If this is the first time you've seen this stop error screen, restart your computer. if this screen appears again,
follow these steps:

check to make sure any new hardware...updates installed, ect.

if problem continues, disable or remove any newly installed hardwarde or software, disable bios
memory options such as caching or shadowing. if you need to start you computer in safe mode 
...press f8...

technical information:

***Stop: 0x00000051 (0x000000001, 0xe2f528b0, 0x00462000, 0x000001d6)

begining dump of physical momory
physicaly memory dump complete
contact your system admin...ect.
--------------------------------------------------------------

The night before the computer was working fine, I put the computer in hibertnate and went to bed, but came back yesterday and had this problem.

Things I have done:

1. Restarted computer
2.Restarted in Safe mode, safe mode with dos, convert to previously working state ect. ect.
3. Pressed F2 and F12 at startup and I do not have any options to disable any memory functions.
4.Safe mode and any other restart still give error after the ctrl alt del login, same as normal login.

I have had this laptop for about 2 years and cannot seem to locate any recovery disk as we have had a pretty substantial move in the meanwhile..my bad i know  

Does anyone have any help..all i can find says to boot in does and instigate system recovery or revert hardware, but i cannot login to do any of this.

If I took the laptop into a comuter store could they fix it with a boot disk? Could I download an updated boot disk? (i could not find one as of yet)

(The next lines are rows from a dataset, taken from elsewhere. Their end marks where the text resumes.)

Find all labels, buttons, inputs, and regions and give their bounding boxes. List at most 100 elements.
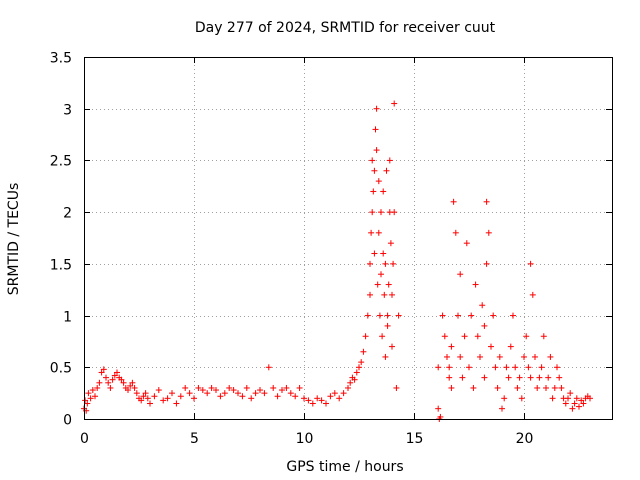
data-point [221,390,228,397]
data-point [283,384,290,391]
data-point [569,405,576,412]
data-point [463,240,470,247]
x-tick-label: 5 [190,431,199,447]
data-point [147,400,153,407]
data-point [457,353,464,360]
x-tick-labels: 0 5 10 15 20 [80,431,533,447]
data-point [540,333,547,340]
data-point [389,343,395,350]
data-point [138,397,145,404]
data-point [373,105,380,112]
data-point [345,384,351,391]
data-point [142,390,149,397]
data-point [351,376,358,383]
data-point [446,374,453,381]
data-point [296,384,303,391]
data-point [239,393,246,400]
data-point [529,291,536,298]
data-point [507,343,514,350]
data-point [514,384,521,391]
data-point [89,387,96,394]
data-point [485,229,492,236]
x-tick-label: 10 [296,431,314,447]
data-point [437,413,444,420]
data-point [367,291,373,298]
data-point [382,353,389,360]
data-point [369,157,376,164]
data-points [81,100,593,422]
data-point [391,100,398,107]
data-point [305,397,312,404]
data-point [195,384,202,391]
data-point [384,312,391,319]
data-point [389,291,395,298]
data-point [173,400,180,407]
data-point [395,312,402,319]
data-point [274,393,281,400]
data-point [191,395,197,402]
data-point [131,384,138,391]
data-point [199,387,206,394]
data-point [496,353,503,360]
data-point [374,281,381,288]
data-point [378,209,384,216]
y-tick-label: 3 [63,103,72,119]
data-point [558,384,565,391]
data-point [353,369,360,376]
data-point [545,374,552,381]
data-point [468,312,475,319]
data-point [217,393,224,400]
data-point [383,167,390,174]
data-point [82,397,89,404]
data-point [532,353,538,360]
data-point [340,390,347,397]
data-point [151,393,158,400]
data-point [111,372,118,379]
data-point [481,322,488,329]
x-tick-label: 0 [80,431,89,447]
data-point [314,395,321,402]
data-point [576,403,582,410]
data-point [213,387,219,394]
data-point [474,333,481,340]
data-point [235,390,241,397]
data-point [327,393,334,400]
data-point [129,379,136,386]
data-point [459,374,466,381]
data-point [169,390,175,397]
data-point [368,229,375,236]
data-point [360,348,367,355]
data-point [521,353,527,360]
data-point [492,364,499,371]
data-point [107,384,114,391]
data-point [323,400,329,407]
x-tick-label: 15 [406,431,424,447]
x-tick-label: 20 [516,431,534,447]
data-point [501,395,508,402]
data-point [448,384,455,391]
data-point [243,384,250,391]
data-point [96,379,103,386]
data-point [379,333,386,340]
data-point [279,387,285,394]
data-point [373,147,380,154]
x-axis-label: GPS time / hours [286,459,403,475]
data-point [301,395,307,402]
data-point [369,209,376,216]
data-point [387,240,394,247]
data-point [448,343,455,350]
data-point [105,379,112,386]
data-point [270,384,277,391]
y-tick-label: 1 [63,310,72,326]
data-point [503,364,510,371]
data-point [483,260,490,267]
data-point [466,364,472,371]
y-tick-label: 2.5 [50,154,72,170]
data-point [375,178,382,185]
data-point [85,390,92,397]
data-point [567,390,574,397]
data-point [510,312,516,319]
data-point [527,374,534,381]
data-point [87,395,94,402]
data-point [571,400,578,407]
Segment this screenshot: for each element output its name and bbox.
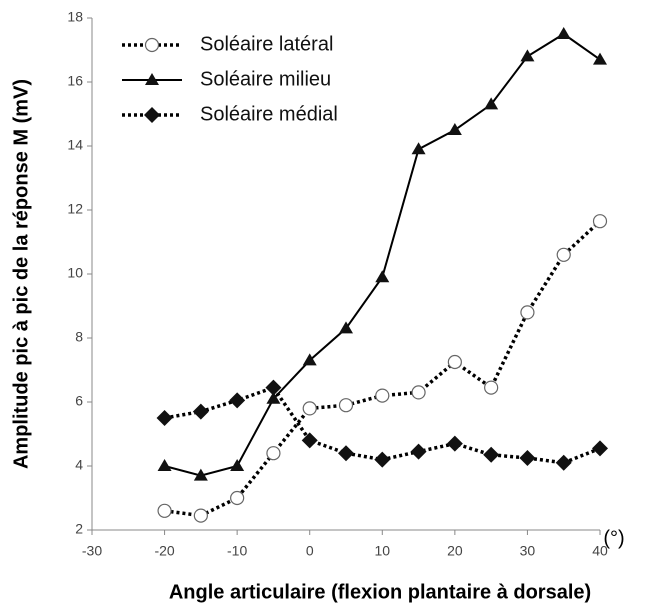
legend-marker bbox=[144, 37, 160, 53]
y-tick-label: 8 bbox=[75, 329, 83, 345]
point bbox=[266, 391, 281, 404]
point bbox=[556, 247, 571, 262]
point bbox=[339, 321, 353, 334]
point bbox=[592, 214, 608, 229]
point bbox=[446, 435, 463, 452]
legend-label: Soléaire milieu bbox=[200, 68, 331, 90]
point bbox=[556, 27, 571, 39]
legend-marker bbox=[144, 107, 160, 123]
point bbox=[266, 446, 281, 461]
legend-label: Soléaire latéral bbox=[200, 33, 333, 55]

Any help would be greatly appreciated.

PS
About 2 weeks ago i updated my drivers for express chipset families for a video game i was playing but have not had any problems in the meantime till now.


----------



## TheMatt (May 9, 2006)

When you Press F8 to get boot options, try booting to Last Known Good Configuration. I doubt this is a problem with your hardware.


----------



## Eonblue (Jan 11, 2007)

Sorry i wasnt clear on that...yeah i tried thats..bascially, if i select boot in safe mode, boot to previous config, ect....it all has the same outcome...upon loggin in i always get this error


----------



## TheMatt (May 9, 2006)

Did you install any hardware recently? If so, remove it. Also, if you have a retail XP disk, then do a repair install.


----------



## Eonblue (Jan 11, 2007)

I updated a driver about two weeks ago and installed a video game expansion pack about two weeks ago as well, but that is the only change i have made and did not seem to be giving me problems.The dell laptop i purchased did not include a windows disk or a recovery cd ( i think dell wants us to purchase these seperatly). I would be happy to uninstall it if need be, the issue is I cannot get to a place to uninstall, upon windows loading i get the error message


----------



## TheMatt (May 9, 2006)

Well, you really have two options here.

1. You can use the recovery partition, which will format your hard disk and restore it to the factory state. This will not cost anything since the recovery partition is already on the hard disk, but you will loose all your data unless you put the hard disk in an external enclosure and take data off it on another computer.
http://www.newegg.com/Product/Product.asp?Item=N82E16817145368

2. You can purchase a retail XP disk from Dell or anyone and do a repair install, which will fix it and will not affect your data. Dell will probably charge a ridiculous fee for it. If they offer a discount since XP was installed OEM on the laptop, then go for it, but if they don't, then get it somewhere else like here.
http://www.newegg.com/Product/Product.asp?Item=N82E16832116056

It really depends on what you want to do, I would either use the enclosure to recover data off it, or get the XP CD, but it is your choice. I can help out with the recovery or repair process whichever you choose.


----------